The 25-year-old talks about what audiences can expect from his latest blockbuster, the challenges of shooting its intense action scenes and how he’s put his personal stamp on the teen superhero.
Can you give us a sneak peek of the new film?
This movie exceeds expectations in every way possible. This is the most cinematic and theatrical movie we’ve ever done. When they first pitched it to me, I was like, “There’s no way you’re going to be able to get that done.” And they did — and they did an amazing job.
How tough was it shooting the fight scenes?
There’s one where you’re going to see a style of fighting that you’ve never seen in a Spider-Man movie before. I reckon it’s a 35-beat fight scene between myself and one of the villains. We shot it over and over again over three or four days, and I remember my knuckles were all bloody and I was knackered. In all fairness, it was awful. But in the film, it’s so spectacular.
What do you love most about the character?
Peter Parker. He’s Spider-Man’s biggest superpower, and that’s because of his humility. What sets him apart from the rest is that he’s unable to not do the right thing. As an actor, bringing that to life has been so fun because it’s sometimes incredibly frustrating. [I’ll] read these scripts, and I just want Peter Parker to be selfish, just one time. Because he always puts everybody else first and therefore kind of s**ts on himself.
Now that Spider-Man is finally revealed to be Peter Parker, how did you get into his mindset?
I always feel like Peter Parker has some sort of parallel with my life. This film kind of explores the adverse effects of fame and what can happen to someone, especially at a young age, and how it can affect you for better or for worse. It’s no secret that when this happens to you, your life changes, and there are certain things that you can’t do anymore. I’ve had a wonderful experience and feel very looked after by the fans. But there are people out there who haven’t had the same experience, and Peter Parker, unfortunately, is going through that.
Looking back over all the SpiderMan movies, what do you think you’ve imprinted on the role?

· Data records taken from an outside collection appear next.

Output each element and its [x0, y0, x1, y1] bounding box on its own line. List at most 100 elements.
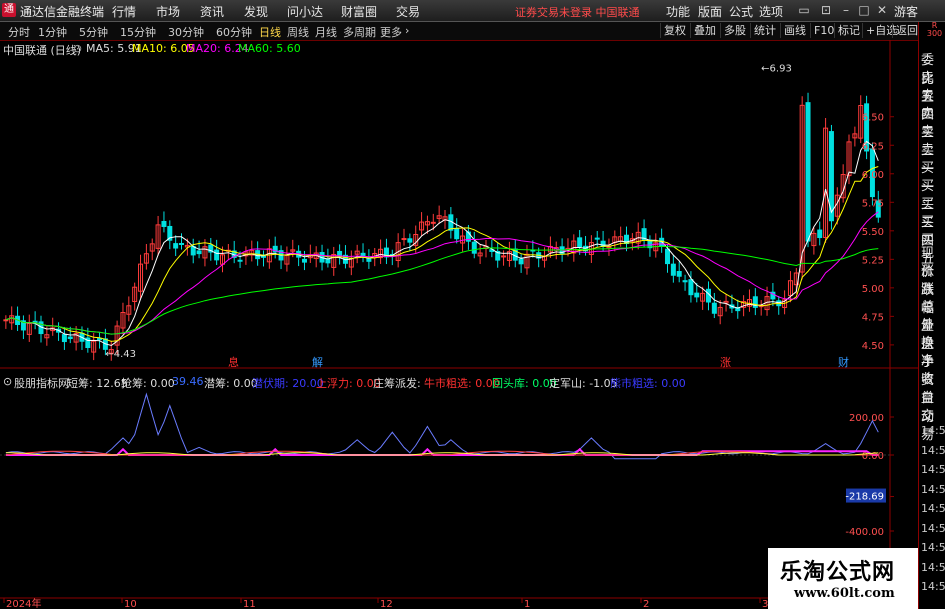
- price-label: 5.25: [862, 255, 884, 266]
- price-label: 6.25: [862, 141, 884, 152]
- ind-blue-line: [5, 392, 879, 460]
- user-guest[interactable]: 游客: [894, 3, 918, 20]
- fuquan-button[interactable]: 复权: [660, 23, 686, 38]
- menu-shichang[interactable]: 市场: [156, 3, 180, 20]
- candle-body: [401, 238, 407, 241]
- event-marker: 息: [228, 355, 239, 369]
- period-15min[interactable]: 15分钟: [120, 24, 156, 40]
- side-time-1: 14:56: [921, 443, 945, 457]
- period-daily[interactable]: 日线: [259, 24, 281, 40]
- candle-body: [600, 240, 606, 247]
- candle-body: [682, 280, 688, 283]
- menu-faxian[interactable]: 发现: [244, 3, 268, 20]
- minimize-icon[interactable]: –: [838, 2, 854, 18]
- ind-legend-dingjunshan: 定军山: -1.05: [549, 377, 618, 390]
- ind-label: 200.00: [849, 413, 884, 424]
- quote-side-panel: R 300 委比 卖五 卖四 卖三 卖二 卖一 买一 买二 买三 买四 买五 现价 涨跌 涨幅 总量 外盘 换手…: [918, 22, 945, 609]
- ind-legend-value: 39.46: [172, 375, 204, 388]
- period-more[interactable]: 更多: [380, 24, 402, 40]
- menu-caifuquan[interactable]: 财富圈: [341, 3, 377, 20]
- back-button[interactable]: 返回: [892, 23, 918, 38]
- side-time-6: 14:56: [921, 541, 945, 554]
- mark-button[interactable]: 标记: [834, 23, 860, 38]
- price-label: 5.75: [862, 198, 884, 209]
- ma5-line: [5, 140, 879, 347]
- ind-legend-qianchou: 潜筹: 0.00: [204, 377, 258, 390]
- date-label: 2: [643, 599, 649, 609]
- menu-jiaoyi[interactable]: 交易: [396, 3, 420, 20]
- candle-body: [665, 248, 670, 265]
- candle-body: [805, 102, 811, 242]
- ind-label: -400.00: [845, 527, 884, 538]
- high-price-label: ←6.93: [761, 64, 792, 75]
- close-icon[interactable]: ✕: [874, 2, 890, 18]
- f10-button[interactable]: F10: [810, 23, 834, 38]
- ind-legend-niushi: 牛市粗选: 0.00: [424, 377, 500, 390]
- period-multi[interactable]: 多周期: [343, 24, 376, 40]
- candle-body: [214, 249, 220, 261]
- menu-zixun[interactable]: 资讯: [200, 3, 224, 20]
- candle-body: [3, 319, 9, 322]
- watermark-url: www.60lt.com: [794, 586, 895, 601]
- candle-body: [179, 242, 185, 245]
- candle-body: [711, 302, 717, 314]
- candle-body: [594, 237, 600, 240]
- login-notice[interactable]: 证券交易未登录 中国联通: [515, 4, 640, 20]
- event-marker: 财: [838, 355, 849, 369]
- candle-body: [501, 255, 507, 258]
- ma10-line: [5, 166, 879, 342]
- indicator-panel: 200.00 0.00 -218.69 -400.00: [0, 392, 894, 538]
- app-logo-icon: 通: [2, 3, 16, 17]
- candle-body: [676, 271, 682, 277]
- period-fenshi[interactable]: 分时: [8, 24, 30, 40]
- date-label: 12: [380, 599, 393, 609]
- candle-body: [237, 259, 243, 262]
- period-monthly[interactable]: 月线: [315, 24, 337, 40]
- period-5min[interactable]: 5分钟: [79, 24, 108, 40]
- menu-gongshi[interactable]: 公式: [729, 3, 753, 20]
- candle-body: [454, 227, 460, 240]
- menu-hangqing[interactable]: 行情: [112, 3, 136, 20]
- maximize-icon[interactable]: □: [856, 2, 872, 18]
- price-label: 5.00: [862, 284, 884, 295]
- menu-xuanxiang[interactable]: 选项: [759, 3, 783, 20]
- ma20-line: [5, 211, 879, 335]
- side-time-4: 14:56: [921, 502, 945, 515]
- title-bar: 通 通达信金融终端 行情 市场 资讯 发现 问小达 财富圈 交易 证券交易未登录…: [0, 0, 945, 22]
- candle-body: [173, 243, 179, 249]
- ind-legend-shangfuli: 上浮力: 0.00: [316, 377, 381, 390]
- multi-stock-button[interactable]: 多股: [720, 23, 746, 38]
- statistics-button[interactable]: 统计: [750, 23, 776, 38]
- candle-body: [577, 237, 583, 248]
- settings-icon[interactable]: ⊙: [73, 42, 82, 55]
- candle-body: [67, 336, 73, 340]
- candle-body: [694, 292, 700, 298]
- draw-line-button[interactable]: 画线: [780, 23, 806, 38]
- ind-label: 0.00: [862, 451, 884, 462]
- menu-wenxiaoda[interactable]: 问小达: [287, 3, 323, 20]
- restore-icon[interactable]: ⊡: [818, 2, 834, 18]
- indicator-icon[interactable]: ⊙: [3, 375, 12, 388]
- menu-gongneng[interactable]: 功能: [666, 3, 690, 20]
- ind-legend-huitouku: 回头库: 0.00: [492, 377, 557, 390]
- period-60min[interactable]: 60分钟: [216, 24, 252, 40]
- period-30min[interactable]: 30分钟: [168, 24, 204, 40]
- price-axis: 6.50 6.25 6.00 5.75 5.50 5.25 5.00 4.75 4.50: [862, 113, 894, 352]
- candle-body: [430, 221, 436, 224]
- indicator-name: 股朋指标网: [14, 377, 69, 390]
- chart-area[interactable]: ←6.93 ←4.43 息 解 涨 财 6.50 6.25 6.00 5.75 5.50 5.25 5…: [0, 40, 918, 609]
- menu-banmian[interactable]: 版面: [698, 3, 722, 20]
- candle-body: [301, 258, 307, 263]
- price-label: 4.75: [862, 312, 884, 323]
- candle-body: [688, 279, 694, 296]
- candles: ←6.93 ←4.43 息 解 涨 财: [3, 64, 881, 369]
- more-chevron-icon[interactable]: ›: [405, 24, 409, 37]
- candle-body: [161, 220, 167, 227]
- ind-legend-xiongshi: 熊市粗选: 0.00: [610, 377, 686, 390]
- side-top-label: R 300: [926, 21, 943, 38]
- account-icon[interactable]: ▭: [796, 2, 812, 18]
- period-weekly[interactable]: 周线: [287, 24, 309, 40]
- period-1min[interactable]: 1分钟: [38, 24, 67, 40]
- grid-lines: [0, 40, 918, 609]
- overlay-button[interactable]: 叠加: [690, 23, 716, 38]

I think my biggest thing when coming into this world was to lean into the idea that this is a 15-year-old superhero. I wanted to really, really hone in on his youthfulness. There’s lots of stuff that you’ll see throughout my films where Peter Parker does everyday things, but in a way that a teenage Spider-Man would do them, like watching TV and the remote was too far away, and you’d web the remote and fling it back. Making Peter Parker authentic and a real teenager, a real high schooler, was really important.
What do you hope to teach young Marvel fans with your portrayal of Spider-Man?
Wow, that’s a huge question. Well, with my three movies, it’s that with great power comes great responsibility. The world is changing. Everyone has a voice, and we have a responsibility to do the right thing and help out our neighbor and look after one another — and that’s exactly what Spider-Man stands for.